How do you change the character encoding of a postgres database?

To change the encoding of your database:

  1. Dump your database
  2. Drop your database,
  3. Create new database with the different encoding
  4. Reload your data.

Make sure the client encoding is set correctly during all this.

Source: http://archives.postgresql.org/pgsql-novice/2006-03/msg00210.php


First off, Daniel's answer is the correct, safe option.
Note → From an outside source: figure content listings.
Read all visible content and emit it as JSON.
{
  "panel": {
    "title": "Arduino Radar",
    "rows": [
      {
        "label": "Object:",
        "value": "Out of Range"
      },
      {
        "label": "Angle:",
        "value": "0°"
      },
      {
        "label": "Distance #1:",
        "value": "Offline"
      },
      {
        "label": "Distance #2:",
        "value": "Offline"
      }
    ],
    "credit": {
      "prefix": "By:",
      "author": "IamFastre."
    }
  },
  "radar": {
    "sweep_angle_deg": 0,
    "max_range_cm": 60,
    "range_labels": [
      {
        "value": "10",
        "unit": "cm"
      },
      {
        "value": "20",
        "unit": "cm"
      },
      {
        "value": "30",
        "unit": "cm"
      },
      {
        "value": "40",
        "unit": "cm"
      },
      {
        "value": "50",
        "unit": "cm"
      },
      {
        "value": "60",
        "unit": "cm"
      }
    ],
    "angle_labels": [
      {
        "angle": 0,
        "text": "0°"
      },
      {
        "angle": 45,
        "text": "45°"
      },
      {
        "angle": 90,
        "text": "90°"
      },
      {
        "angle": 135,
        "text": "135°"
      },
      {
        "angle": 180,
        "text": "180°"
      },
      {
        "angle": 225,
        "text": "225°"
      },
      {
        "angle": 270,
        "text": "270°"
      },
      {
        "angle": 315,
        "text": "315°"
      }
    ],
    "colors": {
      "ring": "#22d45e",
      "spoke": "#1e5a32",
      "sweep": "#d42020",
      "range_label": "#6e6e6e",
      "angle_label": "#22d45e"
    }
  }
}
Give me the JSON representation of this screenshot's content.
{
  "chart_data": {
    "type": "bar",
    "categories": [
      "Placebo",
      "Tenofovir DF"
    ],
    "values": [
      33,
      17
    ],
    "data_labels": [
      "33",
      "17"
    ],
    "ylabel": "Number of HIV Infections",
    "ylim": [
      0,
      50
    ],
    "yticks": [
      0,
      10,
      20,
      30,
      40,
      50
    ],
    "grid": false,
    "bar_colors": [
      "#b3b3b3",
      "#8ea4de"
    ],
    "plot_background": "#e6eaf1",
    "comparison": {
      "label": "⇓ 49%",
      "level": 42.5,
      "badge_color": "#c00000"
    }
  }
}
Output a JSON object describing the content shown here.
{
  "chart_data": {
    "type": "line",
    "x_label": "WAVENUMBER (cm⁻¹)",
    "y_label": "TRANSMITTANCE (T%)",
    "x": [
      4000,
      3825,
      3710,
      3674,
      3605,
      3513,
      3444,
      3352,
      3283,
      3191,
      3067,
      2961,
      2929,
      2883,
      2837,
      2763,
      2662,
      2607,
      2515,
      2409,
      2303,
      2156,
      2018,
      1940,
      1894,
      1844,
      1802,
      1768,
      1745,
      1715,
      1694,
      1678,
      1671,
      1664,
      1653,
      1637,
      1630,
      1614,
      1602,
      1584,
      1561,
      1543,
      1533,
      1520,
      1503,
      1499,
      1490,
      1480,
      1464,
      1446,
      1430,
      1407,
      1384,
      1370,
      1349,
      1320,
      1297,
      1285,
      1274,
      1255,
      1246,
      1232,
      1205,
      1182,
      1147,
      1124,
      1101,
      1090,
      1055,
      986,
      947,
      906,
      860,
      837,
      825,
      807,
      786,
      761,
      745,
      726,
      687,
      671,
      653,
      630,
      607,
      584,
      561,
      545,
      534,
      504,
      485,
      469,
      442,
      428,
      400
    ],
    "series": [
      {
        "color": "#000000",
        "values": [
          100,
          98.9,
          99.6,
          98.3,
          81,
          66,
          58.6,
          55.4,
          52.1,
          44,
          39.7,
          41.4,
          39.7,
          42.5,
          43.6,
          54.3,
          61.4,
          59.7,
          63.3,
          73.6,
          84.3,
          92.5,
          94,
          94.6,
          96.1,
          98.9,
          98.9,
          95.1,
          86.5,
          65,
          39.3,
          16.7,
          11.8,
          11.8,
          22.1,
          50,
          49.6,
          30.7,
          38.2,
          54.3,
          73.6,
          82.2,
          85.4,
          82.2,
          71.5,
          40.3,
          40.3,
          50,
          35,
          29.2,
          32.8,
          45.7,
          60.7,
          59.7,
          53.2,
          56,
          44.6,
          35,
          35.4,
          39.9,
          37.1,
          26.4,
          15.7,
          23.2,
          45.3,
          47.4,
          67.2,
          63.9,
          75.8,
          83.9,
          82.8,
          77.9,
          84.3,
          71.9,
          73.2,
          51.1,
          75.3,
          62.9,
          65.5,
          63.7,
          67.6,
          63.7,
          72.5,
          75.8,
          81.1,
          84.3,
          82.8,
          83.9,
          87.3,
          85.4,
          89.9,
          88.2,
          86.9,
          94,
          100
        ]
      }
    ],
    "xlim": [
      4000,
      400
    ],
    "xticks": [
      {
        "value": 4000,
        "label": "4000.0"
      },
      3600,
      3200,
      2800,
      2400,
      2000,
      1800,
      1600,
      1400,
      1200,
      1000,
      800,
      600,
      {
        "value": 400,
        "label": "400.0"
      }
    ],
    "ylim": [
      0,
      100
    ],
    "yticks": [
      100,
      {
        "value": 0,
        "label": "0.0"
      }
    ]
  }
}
For the specific case of changing from SQL_ASCII to something else, you can cheat and simply poke the pg_database catalogue to reassign the database encoding. This assumes you've already stored any non-ASCII characters in the expected encoding (or that you simply haven't used any non-ASCII characters).

Then you can do:

update pg_database set encoding = pg_char_to_encoding('UTF8') where datname = 'thedb'

This will not change the collation of the database, just how the encoded bytes are converted into characters (so now length('£123') will return 4 instead of 5). If the database uses 'C' collation, there should be no change to ordering for ASCII strings. You'll likely need to rebuild any indices containing non-ASCII characters though.

Caveat emptor. Dumping and reloading provides a way to check your database content is actually in the encoding you expect, and this doesn't. And if it turns out you did have some wrongly-encoded data in the database, rescuing is going to be difficult. So if you possibly can, dump and reinitialise.